Neither profile describes the investor searching “TSLY 60% yield” and buying based on the headline.
Anyone funding expenses from the distributions. A distribution that’s 100% return of capital is not cash flow. It’s a withdrawal schedule with a different label. Drawing living expenses from TSLY while the NAV erodes is liquidating a declining position — just less efficiently than a planned sale would accomplish, with additional tax complexity attached.
Investors who missed Tesla’s run and want exposure now. The covered call structure caps TSLA’s upside at each week’s written strike price. If you’re buying TSLY because you missed the +120% move and want to “participate while getting paid” — that’s the worst version of both strategies. You give away TSLA’s next move above the strike. You receive distributions that, on current data, may contain zero actual income. And you pay 1.09% annually for the privilege.
Income investors who need real cash flow. You can’t spend a distribution percentage. On a $10,000 TSLY position with 0% actual investment income (May 22, 2026), the fund contributes nothing to living expenses from investment earnings. A $10,000 ARCC position generates approximately $1,060/year in real interest income. The comparison requires no spreadsheet.
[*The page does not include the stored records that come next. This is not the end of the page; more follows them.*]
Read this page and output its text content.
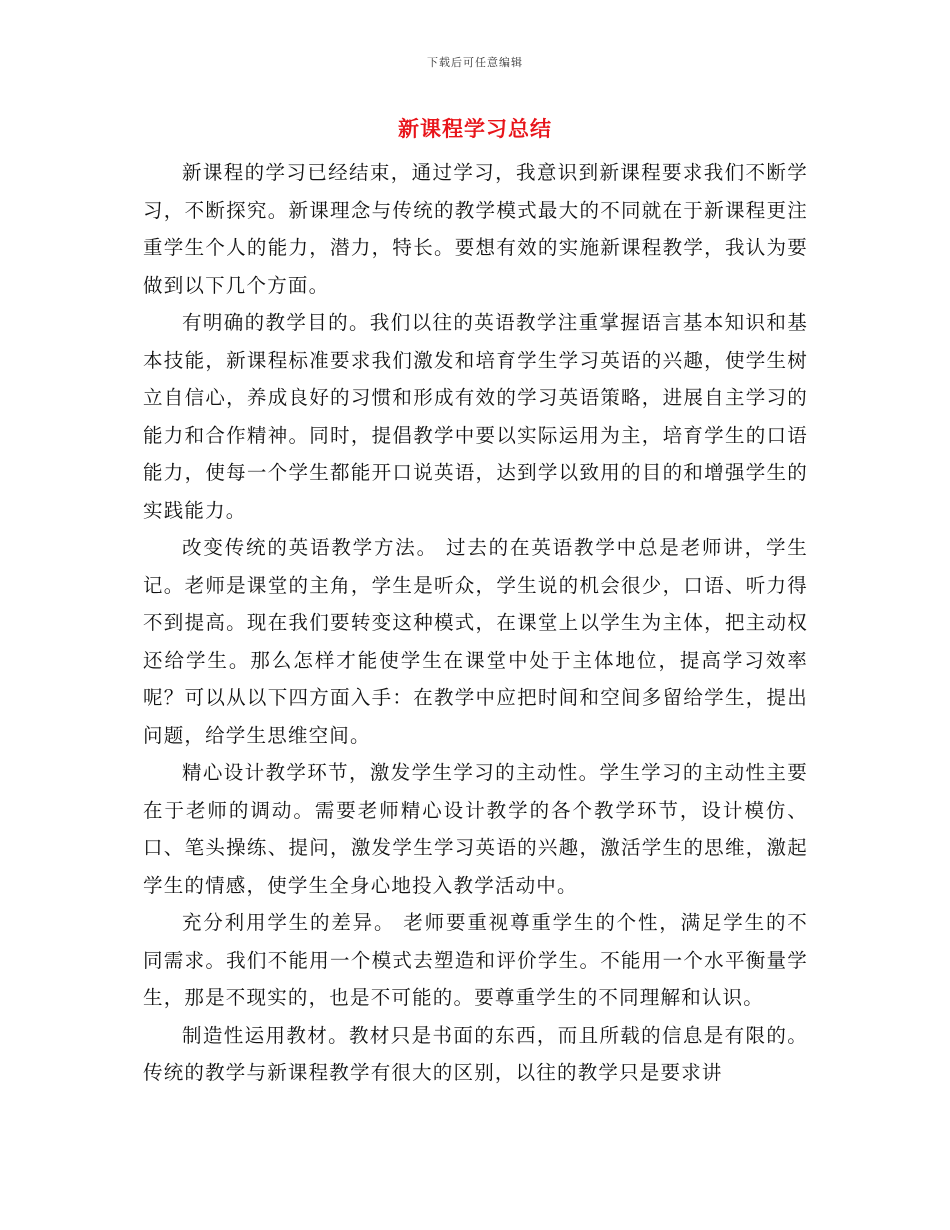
下载后可任意编辑
新课程学习总结

新课程的学习已经结束，通过学习，我意识到新课程要求我们不断学习，不断探究。新课理念与传统的教学模式最大的不同就在于新课程更注重学生个人的能力，潜力，特长。要想有效的实施新课程教学，我认为要做到以下几个方面。

有明确的教学目的。我们以往的英语教学注重掌握语言基本知识和基本技能，新课程标准要求我们激发和培育学生学习英语的兴趣，使学生树立自信心，养成良好的习惯和形成有效的学习英语策略，进展自主学习的能力和合作精神。同时，提倡教学中要以实际运用为主，培育学生的口语能力，使每一个学生都能开口说英语，达到学以致用的目的和增强学生的实践能力。

改变传统的英语教学方法。 过去的在英语教学中总是老师讲，学生记。老师是课堂的主角，学生是听众，学生说的机会很少，口语、听力得不到提高。现在我们要转变这种模式，在课堂上以学生为主体，把主动权还给学生。那么怎样才能使学生在课堂中处于主体地位，提高学习效率呢？可以从以下四方面入手：在教学中应把时间和空间多留给学生，提出问题，给学生思维空间。

精心设计教学环节，激发学生学习的主动性。学生学习的主动性主要在于老师的调动。需要老师精心设计教学的各个教学环节，设计模仿、口、笔头操练、提问，激发学生学习英语的兴趣，激活学生的思维，激起学生的情感，使学生全身心地投入教学活动中。

充分利用学生的差异。 老师要重视尊重学生的个性，满足学生的不同需求。我们不能用一个模式去塑造和评价学生。不能用一个水平衡量学生，那是不现实的，也是不可能的。要尊重学生的不同理解和认识。

制造性运用教材。教材只是书面的东西，而且所载的信息是有限的。传统的教学与新课程教学有很大的区别，以往的教学只是要求讲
Anyone treating TSLY as a bond substitute. This framing shows up in income-investing forums and it shouldn’t. A bond distributes coupon income from a contractual obligation. TSLY distributes your own principal from a declining NAV driven by Tesla’s option market conditions. They share almost no relevant characteristics. The 60% number is not yield in any sense a fixed-income investor would recognize.
Long-term holders waiting for a recovery. The 44.59% single-week cut in May 2026 is part of a broader pattern of erratic and generally declining distributions since launch. A recovery requires TSLA’s implied volatility to return to the levels that justified earlier distribution levels — simultaneously with stabilizing NAV. That’s not impossible. It’s a stack of optimistic assumptions on a fund that’s already produced -64% on price since inception while its underlying gained +120%.
TSLY is three years into a record that 247 Wall St called terrifying in March 2026.
-64% on share price since launch while Tesla returned +120%. Distributions that hit 100% return of capital on May 22, 2026 — meaning the fund generated zero investment income to fund the payment. A 44.59% weekly distribution cut that surprised anyone projecting income from the prior week’s figures.
The fund works exactly as designed. Synthetic covered call writing on TSLA, weekly distributions from option premiums, no direct Tesla ownership. That design produces capped upside, full downside exposure, and distributions that — at 100% return of capital — are entirely your own principal handed back weekly.
The annualized distribution rate of ~60% is calculated correctly from trailing distributions relative to current NAV. The income implied by that number doesn’t exist in any form that isn’t your own money circulating back to you.
For income investors who need real cash flow: an 8% yield from JEPI or 10% from a BDC represents a smaller headline number backed by actual earnings. TSLY’s 60% is a larger number sourced predominantly from principal, now confirmed at 100%.
100% return of capital. 0% investment income. That’s not yield. That’s liquidation with a distribution notice attached.
Distribution and return-of-capital data sourced from the YieldMax TSLY fund page and the YieldMax May 22, 2026 Group 2 distribution announcement via GlobeNewswire. TSLA performance figures represent approximate published stock returns for the referenced periods from TSLY’s November 2022 inception. Distribution history from StockAnalysis TSLY dividend page. 247 Wall St analysis from March 8, 2026. This is not financial advice. Verify current data before making investment decisions.